In April 2003 Apple launched the iTunes store. This one act changed the music business. Until then it was unthinkable to actually pay money for a download. Napster, Limewire and other file sharing services were literally killing the music business. Great for ‘fans’ who could get the results of their favourite bands for free, but utterly unsustainable for everyone else.
Along came iTunes and it changed the landscape.
It was also completely punk.
What I mean by that is back in 1976/77 when the Pistols were doing their thing there was an underground, self-produced music industry growing. The first single by the Buzzcocks was self produced and sold quite well, but the distribution wasn’t there. To get proper distribution bands still had to sign with record labels. The will was there, but the technology wasn’t. When Apple launched iTunes it gave everyone the potential of worldwide distribution of their songs without the need for a record label. So when I produced Herne’s Apprentice back in 2003 I was posting out CDs and selling them at gigs – I had no idea I could get my music heard overseas. During my first trip to the USA in 2006 I was constantly asked to get my music on iTunes, so when I got home I found out how to do it and suddenly I had three albums available in over 100 countries. iTunes was a gift both to the independent musician, and the lover of music. It took the power away from the labels and placed it in the hands of the music creators. Totally punk.
Soon others followed suit and Amazon etc joined the party. But Apple and iTunes made it the most current way to get music.
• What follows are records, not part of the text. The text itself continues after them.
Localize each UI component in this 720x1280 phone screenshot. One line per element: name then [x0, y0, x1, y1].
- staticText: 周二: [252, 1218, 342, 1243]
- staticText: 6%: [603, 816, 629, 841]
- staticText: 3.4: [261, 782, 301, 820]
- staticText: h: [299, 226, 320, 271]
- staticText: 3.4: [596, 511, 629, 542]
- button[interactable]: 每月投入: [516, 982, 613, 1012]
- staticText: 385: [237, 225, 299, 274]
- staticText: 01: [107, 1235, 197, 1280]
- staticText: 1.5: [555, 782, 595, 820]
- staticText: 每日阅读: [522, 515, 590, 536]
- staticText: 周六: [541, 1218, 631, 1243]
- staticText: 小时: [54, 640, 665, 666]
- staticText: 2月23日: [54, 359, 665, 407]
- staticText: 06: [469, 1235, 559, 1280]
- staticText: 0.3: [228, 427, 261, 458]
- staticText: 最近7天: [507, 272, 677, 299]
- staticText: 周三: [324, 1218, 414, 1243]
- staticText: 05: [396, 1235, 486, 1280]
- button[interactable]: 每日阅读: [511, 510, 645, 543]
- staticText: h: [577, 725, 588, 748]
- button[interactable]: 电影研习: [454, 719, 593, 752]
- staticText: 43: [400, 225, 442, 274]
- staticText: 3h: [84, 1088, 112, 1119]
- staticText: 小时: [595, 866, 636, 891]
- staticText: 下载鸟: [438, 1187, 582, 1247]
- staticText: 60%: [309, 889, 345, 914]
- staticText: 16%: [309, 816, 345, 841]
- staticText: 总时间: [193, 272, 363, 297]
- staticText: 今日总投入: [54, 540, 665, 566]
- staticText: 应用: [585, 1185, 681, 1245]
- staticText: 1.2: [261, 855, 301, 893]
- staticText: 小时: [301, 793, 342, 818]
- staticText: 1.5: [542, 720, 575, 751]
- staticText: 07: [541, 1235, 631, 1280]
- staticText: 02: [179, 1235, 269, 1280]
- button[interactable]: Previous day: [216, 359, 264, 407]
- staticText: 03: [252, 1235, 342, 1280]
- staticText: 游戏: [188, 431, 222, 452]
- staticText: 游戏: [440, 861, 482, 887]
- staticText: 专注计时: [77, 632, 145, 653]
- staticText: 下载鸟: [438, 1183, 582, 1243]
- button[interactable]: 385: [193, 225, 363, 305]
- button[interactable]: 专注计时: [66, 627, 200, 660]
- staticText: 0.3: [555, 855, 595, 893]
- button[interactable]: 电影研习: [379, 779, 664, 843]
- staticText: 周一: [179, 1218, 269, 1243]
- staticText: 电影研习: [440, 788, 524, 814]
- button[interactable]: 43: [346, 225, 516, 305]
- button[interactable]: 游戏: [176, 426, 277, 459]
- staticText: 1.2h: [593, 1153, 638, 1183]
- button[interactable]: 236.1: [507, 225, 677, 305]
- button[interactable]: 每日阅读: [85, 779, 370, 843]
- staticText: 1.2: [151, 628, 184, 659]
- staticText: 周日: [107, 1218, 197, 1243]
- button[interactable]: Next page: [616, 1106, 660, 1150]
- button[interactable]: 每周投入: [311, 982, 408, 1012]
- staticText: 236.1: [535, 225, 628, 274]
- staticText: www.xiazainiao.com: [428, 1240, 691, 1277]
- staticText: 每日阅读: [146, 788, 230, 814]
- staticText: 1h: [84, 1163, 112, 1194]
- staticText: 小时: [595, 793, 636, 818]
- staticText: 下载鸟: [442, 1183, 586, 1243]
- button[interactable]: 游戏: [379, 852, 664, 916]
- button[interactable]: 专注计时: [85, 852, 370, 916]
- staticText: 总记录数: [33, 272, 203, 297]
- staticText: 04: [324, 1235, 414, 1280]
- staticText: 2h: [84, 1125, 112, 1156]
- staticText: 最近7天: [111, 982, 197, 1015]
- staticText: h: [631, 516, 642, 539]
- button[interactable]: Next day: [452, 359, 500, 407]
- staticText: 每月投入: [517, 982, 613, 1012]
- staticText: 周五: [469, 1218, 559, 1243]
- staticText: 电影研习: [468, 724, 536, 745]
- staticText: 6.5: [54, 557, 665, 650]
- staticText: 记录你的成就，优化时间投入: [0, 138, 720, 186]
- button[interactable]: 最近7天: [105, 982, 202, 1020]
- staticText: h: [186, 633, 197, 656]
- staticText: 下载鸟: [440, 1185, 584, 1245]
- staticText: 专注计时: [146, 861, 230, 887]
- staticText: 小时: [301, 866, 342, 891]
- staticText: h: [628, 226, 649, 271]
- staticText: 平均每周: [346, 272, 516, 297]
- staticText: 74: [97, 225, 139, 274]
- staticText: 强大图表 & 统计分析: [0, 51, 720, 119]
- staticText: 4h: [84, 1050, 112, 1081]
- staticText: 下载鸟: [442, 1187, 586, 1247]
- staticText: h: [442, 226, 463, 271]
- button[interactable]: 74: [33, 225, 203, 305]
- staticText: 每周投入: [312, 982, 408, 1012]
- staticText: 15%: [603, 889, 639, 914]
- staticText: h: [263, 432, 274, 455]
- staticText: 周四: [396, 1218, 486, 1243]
A few years ago Spotify and Rdio launched. They were saying that people didn’t need to actually own music, they just needed to listen to it. People paid a monthly subscription and that opened the doors to almost any song ever written. It’s taken a while but gradually streaming has grown. The problem for anyone earning a living from music is that the payment per stream is tiny, but there was no denying it, it was the way things were heading, but streaming hasn’t entered the mainstream.
At 5pm UK time Apple are launching Apple Music. It’s an upgrade for iTunes (on both Mac and PC) and iOS (Android app is coming in the Autumn), and it’s their streaming service. Apple are a force to be reckoned with in the music industry so this could change everything. It could bring streaming into the mainstream.
It’s very attractive. There’s a three month free trial which is generous, and after a little kerfuffle with Taylor Swift Apple are now paying streaming royalties during that time. They are also paying a little more per stream than Spotify, and there is no free add-supported tier. They are launching a worldwide internet radio station, Beats 1, and Apple Music will also have a ‘connect’ feature which will mean that musicians will be able to post videos, demos, updates etc on their Apple Music profile (I’ve applied for mine but haven’t had anything through just yet). It all sounds good so far.
As someone who puts food on the table through music I am a little worried. I don’t know what would happen if everyone stopped buying CDs and downloads and opted for streaming. I don’t know whether that would allow me to keep doing what I do, the way I do it. One thing is for sure, the landscape of music will change after 5pm this afternoon. I’ll be ready for iOS 8.4 and am open to whatever the future brings. My music will be on there from launch.
Do you still buy CDs? Downloads? Or have you already opted for a streaming service? Do you think streaming is good for music?